The data is sampled in the Fourier domain. A complete scan (frequency up to a desired Nyquist limit) takes a long time for the MRI machine to acquire all of these samples.
If you can get by with sampling only a subset of this space and approximate/reconstruct the rest with a mathematical model, yet yield reasonable accuracy (wrt diagnosis or other criterion) relative to full sampling, the MRI session will be a lot faster because you don't need to acquire all the data you did before.
I'm not clear which scenario you are alluding to. It the expectation figuring out only how to sparsely sample the same area or how to quickly sample the larger area so that a detailed scan can be taken after that?
It is known that we can reconstruct MR images at full fidelity- with no loss of information- by randomly sampling "k-space" at something like 10% of the usual sampling rate. This leads to much faster acquisitions. I believe Siemens has a product based on this technology that is currently going to market- https://usa.healthcare.siemens.com/magnetic-resonance-imagin...

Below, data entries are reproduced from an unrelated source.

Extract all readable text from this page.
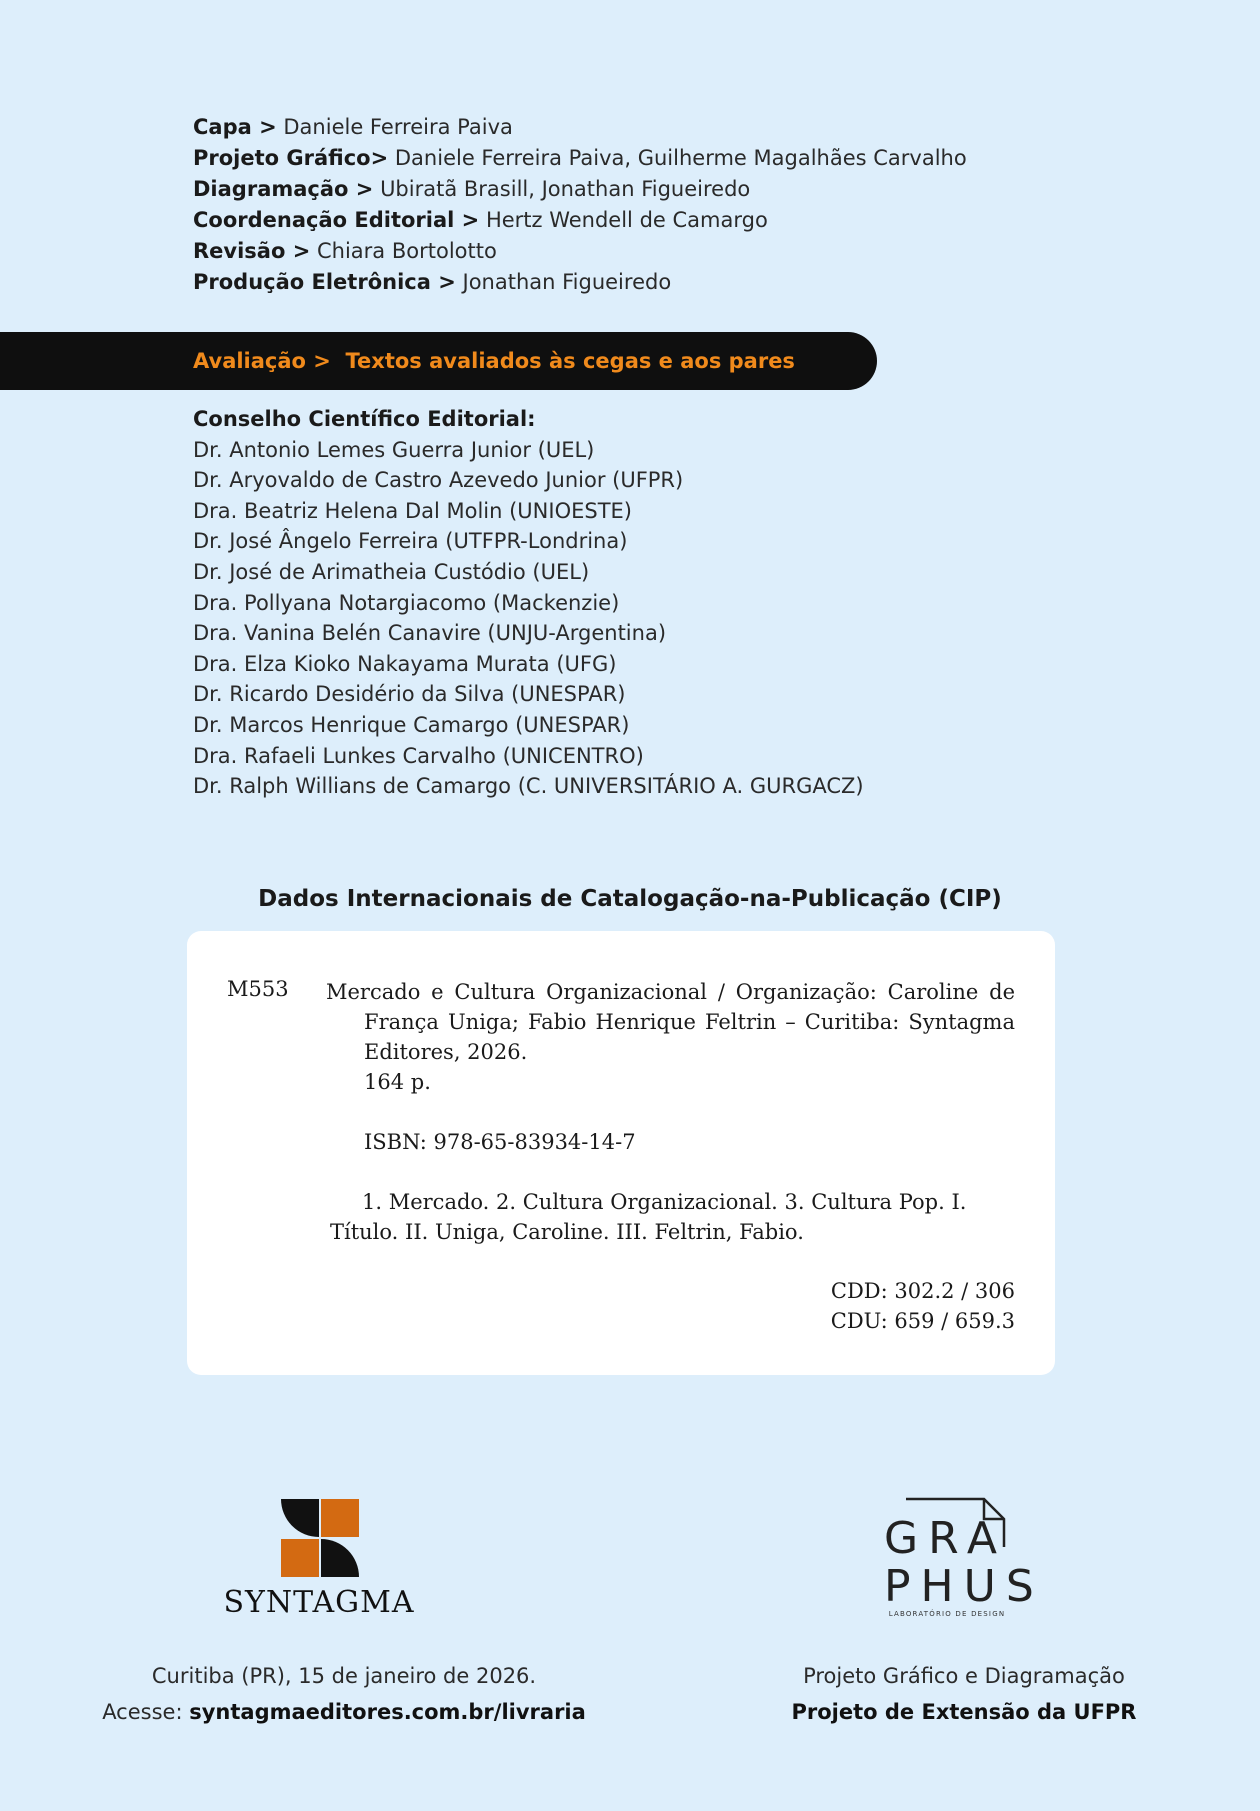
Capa > Daniele Ferreira Paiva
Projeto Gráfico> Daniele Ferreira Paiva, Guilherme Magalhães Carvalho
Diagramação > Ubiratã Brasill, Jonathan Figueiredo
Coordenação Editorial > Hertz Wendell de Camargo
Revisão > Chiara Bortolotto
Produção Eletrônica > Jonathan Figueiredo
Avaliação > Textos avaliados às cegas e aos pares
Conselho Científico Editorial:
Dr. Antonio Lemes Guerra Junior (UEL)
Dr. Aryovaldo de Castro Azevedo Junior (UFPR)
Dra. Beatriz Helena Dal Molin (UNIOESTE)
Dr. José Ângelo Ferreira (UTFPR-Londrina)
Dr. José de Arimatheia Custódio (UEL)
Dra. Pollyana Notargiacomo (Mackenzie)
Dra. Vanina Belén Canavire (UNJU-Argentina)
Dra. Elza Kioko Nakayama Murata (UFG)
Dr. Ricardo Desidério da Silva (UNESPAR)
Dr. Marcos Henrique Camargo (UNESPAR)
Dra. Rafaeli Lunkes Carvalho (UNICENTRO)
Dr. Ralph Willians de Camargo (C. UNIVERSITÁRIO A. GURGACZ)
Dados Internacionais de Catalogação-na-Publicação (CIP)
M553 Mercado e Cultura Organizacional / Organização: Caroline de França Uniga; Fabio Henrique Feltrin – Curitiba: Syntagma Editores, 2026.
164 p.
ISBN: 978-65-83934-14-7
1. Mercado. 2. Cultura Organizacional. 3. Cultura Pop. I. Título. II. Uniga, Caroline. III. Feltrin, Fabio.
CDD: 302.2 / 306
CDU: 659 / 659.3
SYNTAGMA
GRA
PHUS
LABORATÓRIO DE DESIGN
Curitiba (PR), 15 de janeiro de 2026.
Acesse: syntagmaeditores.com.br/livraria
Projeto Gráfico e Diagramação
Projeto de Extensão da UFPR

One issue, though, is that truly random sampling isn't great from a practical point of view. Sampling patterns are constrained by other equipment considerations. There is also the issue of noise.
If you can get by with sampling only a subset of this space and approximate/reconstruct the rest with a mathematical model, yet yield reasonable accuracy (wrt diagnosis or other criterion) relative to full sampling, the MRI session will be a lot faster because you don't need to acquire all the data you did before.